Ainda que o ataque aéreo de Buffalo tenha sido uma das unidades de destaque da NFL em 2025, mesmo os defensores mais fervorosos do elenco reconheceriam a ausência de um recebedor X de alta qualidade e confiança. A esperança do time era que Keon Coleman evoluísse para esse papel, mas agora, com Moore no elenco, essa expectativa perde relevância. A avaliação é que Moore deve assumir essa função praticamente de imediato, embora certamente também seja utilizado em outras posições dentro da formação ofensiva.

A influência de Joe Brady e o paralelo com Sean Payton

Outro elemento central envolve Joe Brady, que segue no comando ofensivo dos Bills, agora como head coach, após ter sido coordenador ofensivo. Brady já se autodenominou publicamente como um “discípulo de Sean Payton”, uma referência direta ao renomado técnico conhecido por esquemas ofensivos criativos e agressivos.

Como ponto de comparação, o Denver Broncos, atualmente comandado por Payton, utilizou formações desequilibradas em 40,02% de suas jogadas em 2025. Esse número serve como uma espécie de referência ou “teto” hipotético para o que os Bills poderiam alcançar caso Brady realmente aplique influências semelhantes às de seu mentor. 

O que esperar para a próxima temporada da NFL

A grande pergunta que fica no ar é se Buffalo conseguirá atingir esse patamar de 40% de formações desequilibradas e apresentar um aumento perceptível nessa métrica ao longo da temporada de 2026 da NFL. Trata-se de um aspecto que promete ser acompanhado de perto conforme a temporada avança, à medida que tanto Brady quanto Moore imprimem suas respectivas marcas no ataque da equipe.

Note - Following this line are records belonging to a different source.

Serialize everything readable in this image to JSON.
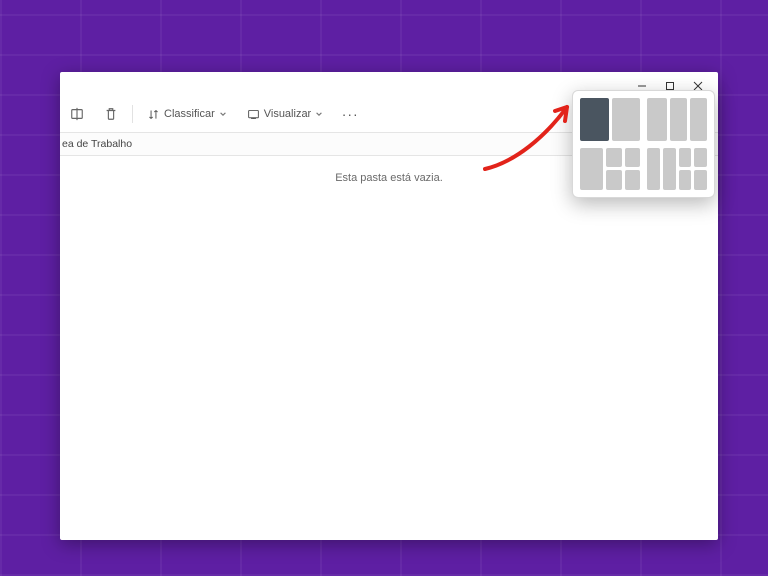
{
  "toolbar": {
    "sort_label": "Classificar",
    "view_label": "Visualizar"
  },
  "breadcrumb": {
    "current": "ea de Trabalho"
  },
  "content": {
    "empty": "Esta pasta está vazia."
  },
  "colors": {
    "accent_bg": "#5e1fa3",
    "snap_active": "#4a5560",
    "annotation_red": "#e2231a"
  }
}
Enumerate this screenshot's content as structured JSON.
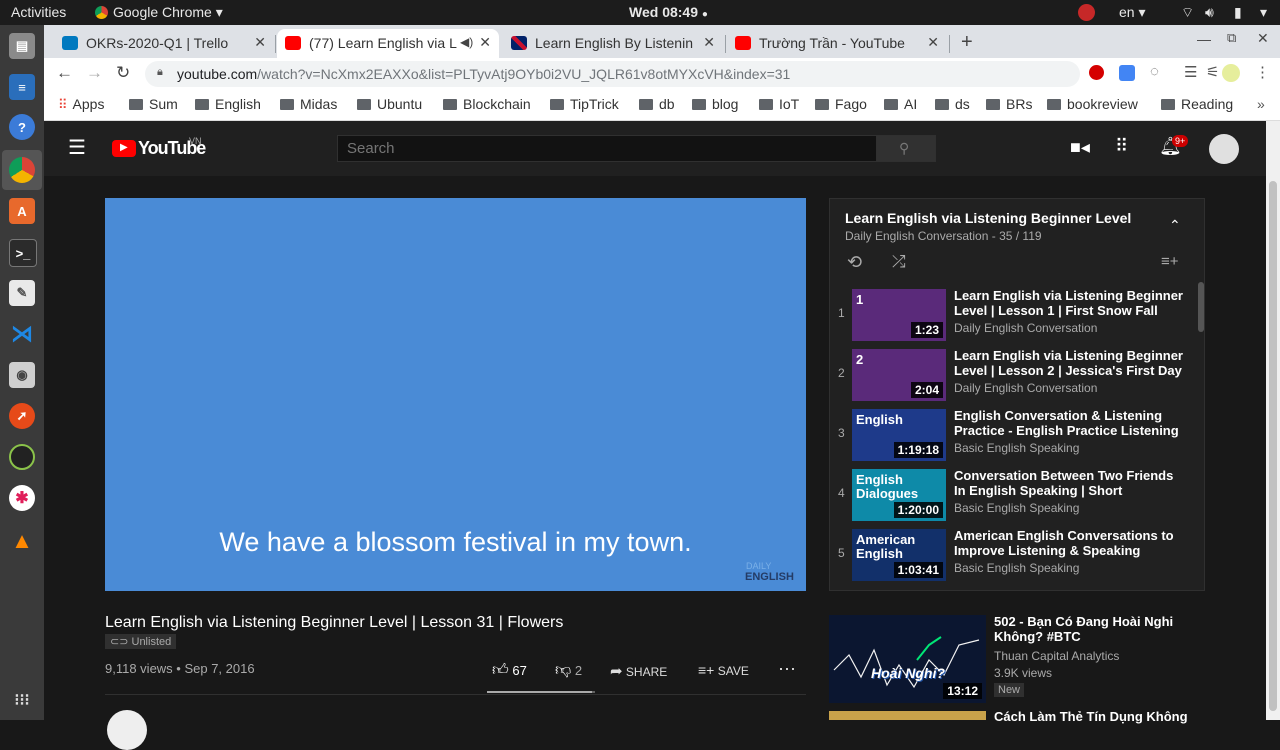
{
  "os": {
    "activities": "Activities",
    "app_menu": "Google Chrome",
    "clock": "Wed 08:49",
    "lang": "en"
  },
  "tabs": [
    {
      "title": "OKRs-2020-Q1 | Trello",
      "favicon": "trello-icon"
    },
    {
      "title": "(77) Learn English via L",
      "favicon": "youtube-icon"
    },
    {
      "title": "Learn English By Listenin",
      "favicon": "uk-flag-icon"
    },
    {
      "title": "Trường Trần - YouTube",
      "favicon": "youtube-icon"
    }
  ],
  "url": {
    "host": "youtube.com",
    "path": "/watch?v=NcXmx2EAXXo&list=PLTyvAtj9OYb0i2VU_JQLR61v8otMYXcVH&index=31"
  },
  "bookmarks": [
    "Apps",
    "Sum",
    "English",
    "Midas",
    "Ubuntu",
    "Blockchain",
    "TipTrick",
    "db",
    "blog",
    "IoT",
    "Fago",
    "AI",
    "ds",
    "BRs",
    "bookreview",
    "Reading"
  ],
  "youtube": {
    "logo": "YouTube",
    "region": "VN",
    "search_placeholder": "Search",
    "notification_badge": "9+",
    "player_caption": "We have a blossom festival in my town.",
    "watermark_top": "DAILY",
    "watermark_bottom": "ENGLISH",
    "video_title": "Learn English via Listening Beginner Level | Lesson 31 | Flowers",
    "unlisted": "Unlisted",
    "views_date": "9,118 views • Sep 7, 2016",
    "likes": "67",
    "dislikes": "2",
    "share": "SHARE",
    "save": "SAVE",
    "like_ratio": 0.97
  },
  "playlist": {
    "title": "Learn English via Listening Beginner Level",
    "subtitle": "Daily English Conversation - 35 / 119",
    "items": [
      {
        "num": "1",
        "title": "Learn English via Listening Beginner Level | Lesson 1 | First Snow Fall",
        "channel": "Daily English Conversation",
        "duration": "1:23",
        "thumb_text": "1",
        "thumb_color": "#5a2a7a"
      },
      {
        "num": "2",
        "title": "Learn English via Listening Beginner Level | Lesson 2 | Jessica's First Day ...",
        "channel": "Daily English Conversation",
        "duration": "2:04",
        "thumb_text": "2",
        "thumb_color": "#5a2a7a"
      },
      {
        "num": "3",
        "title": "English Conversation & Listening Practice - English Practice Listening t...",
        "channel": "Basic English Speaking",
        "duration": "1:19:18",
        "thumb_text": "English",
        "thumb_color": "#1e3a8a"
      },
      {
        "num": "4",
        "title": "Conversation Between Two Friends In English Speaking | Short Dialogues In...",
        "channel": "Basic English Speaking",
        "duration": "1:20:00",
        "thumb_text": "English Dialogues",
        "thumb_color": "#0e8aa8"
      },
      {
        "num": "5",
        "title": "American English Conversations to Improve Listening & Speaking Fluenc...",
        "channel": "Basic English Speaking",
        "duration": "1:03:41",
        "thumb_text": "American English",
        "thumb_color": "#12306a"
      }
    ]
  },
  "related": [
    {
      "title": "502 - Bạn Có Đang Hoài Nghi Không? #BTC",
      "channel": "Thuan Capital Analytics",
      "views": "3.9K views",
      "badge": "New",
      "duration": "13:12",
      "thumb_text": "Hoài Nghi?"
    },
    {
      "title": "Cách Làm Thẻ Tín Dụng Không",
      "channel": "",
      "views": "",
      "badge": "",
      "duration": "",
      "thumb_text": ""
    }
  ]
}
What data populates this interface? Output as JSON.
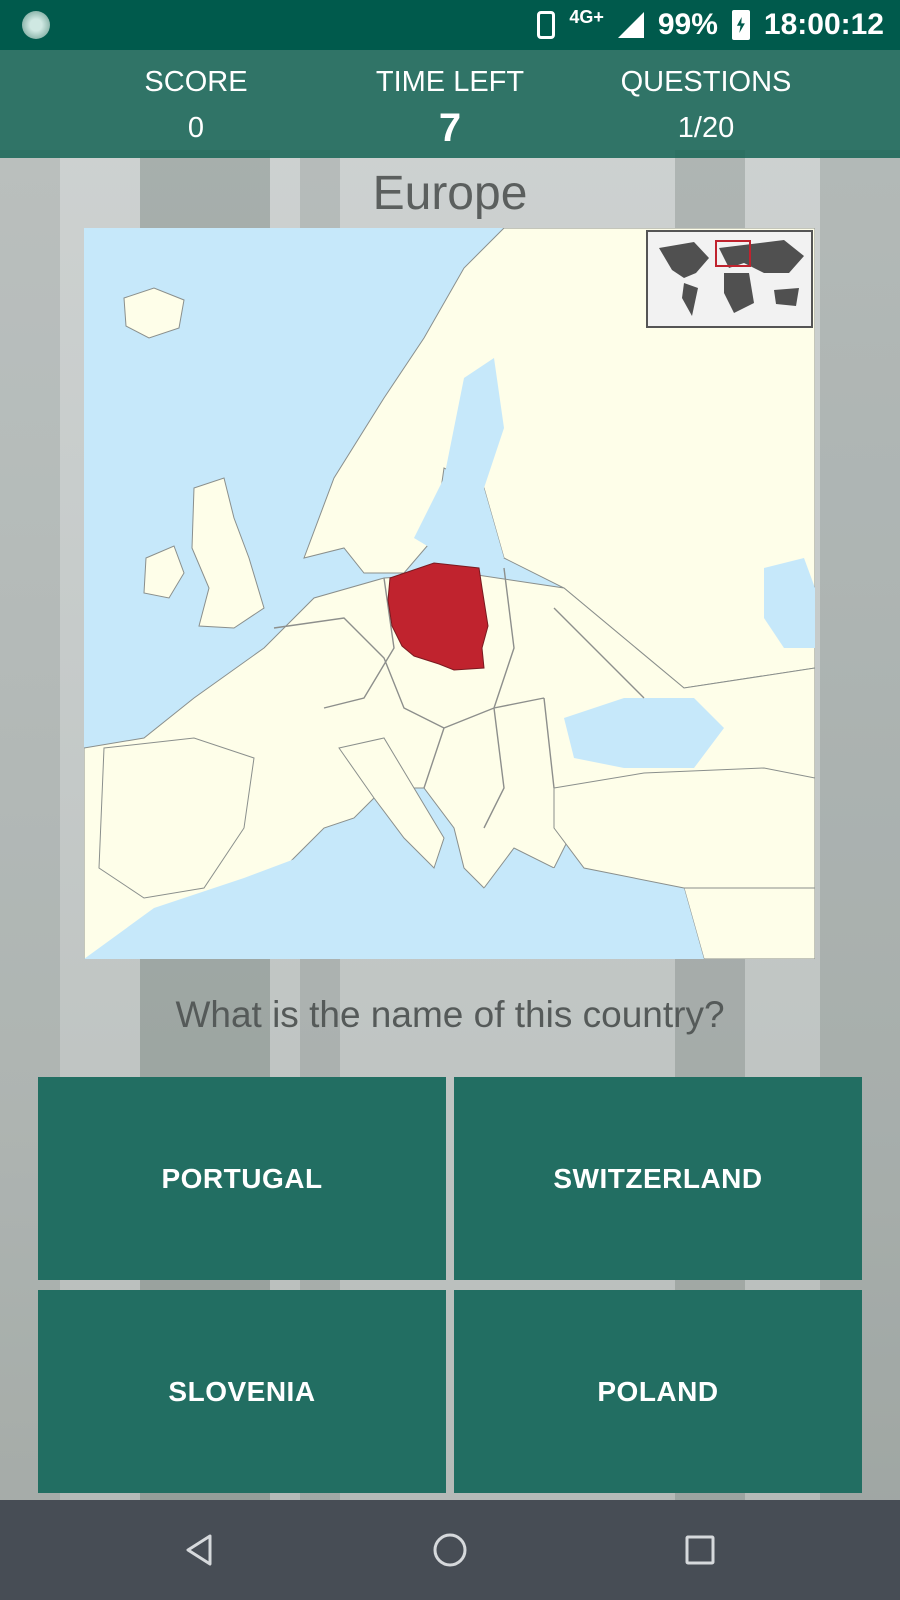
{
  "status_bar": {
    "network": "4G+",
    "battery": "99%",
    "time": "18:00:12"
  },
  "stats": {
    "score_label": "SCORE",
    "score_value": "0",
    "time_label": "TIME LEFT",
    "time_value": "7",
    "questions_label": "QUESTIONS",
    "questions_value": "1/20"
  },
  "quiz": {
    "region": "Europe",
    "question": "What is the name of this country?",
    "highlighted_color": "#c0232e",
    "answers": [
      "PORTUGAL",
      "SWITZERLAND",
      "SLOVENIA",
      "POLAND"
    ]
  },
  "nav": {
    "back_icon": "back-triangle-icon",
    "home_icon": "home-circle-icon",
    "recents_icon": "recents-square-icon"
  }
}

Vale destacar que essa é uma análise especulativa baseada em tendências e no perfil dos jogadores e treinadores envolvidos, não uma confirmação de mudança estratégica definitiva. Ainda assim, a combinação entre a saída de uma figura influente como McDermott e a chegada de um recebedor com o perfil de Moore oferece motivos concretos para acreditar que o ataque de Buffalo pode, sim, se tornar menos simétrico e mais imprevisível na próxima temporada, algo que fãs e analistas da NFL certamente vão monitorar assim que os jogos da pré-temporada e da fase regular começarem.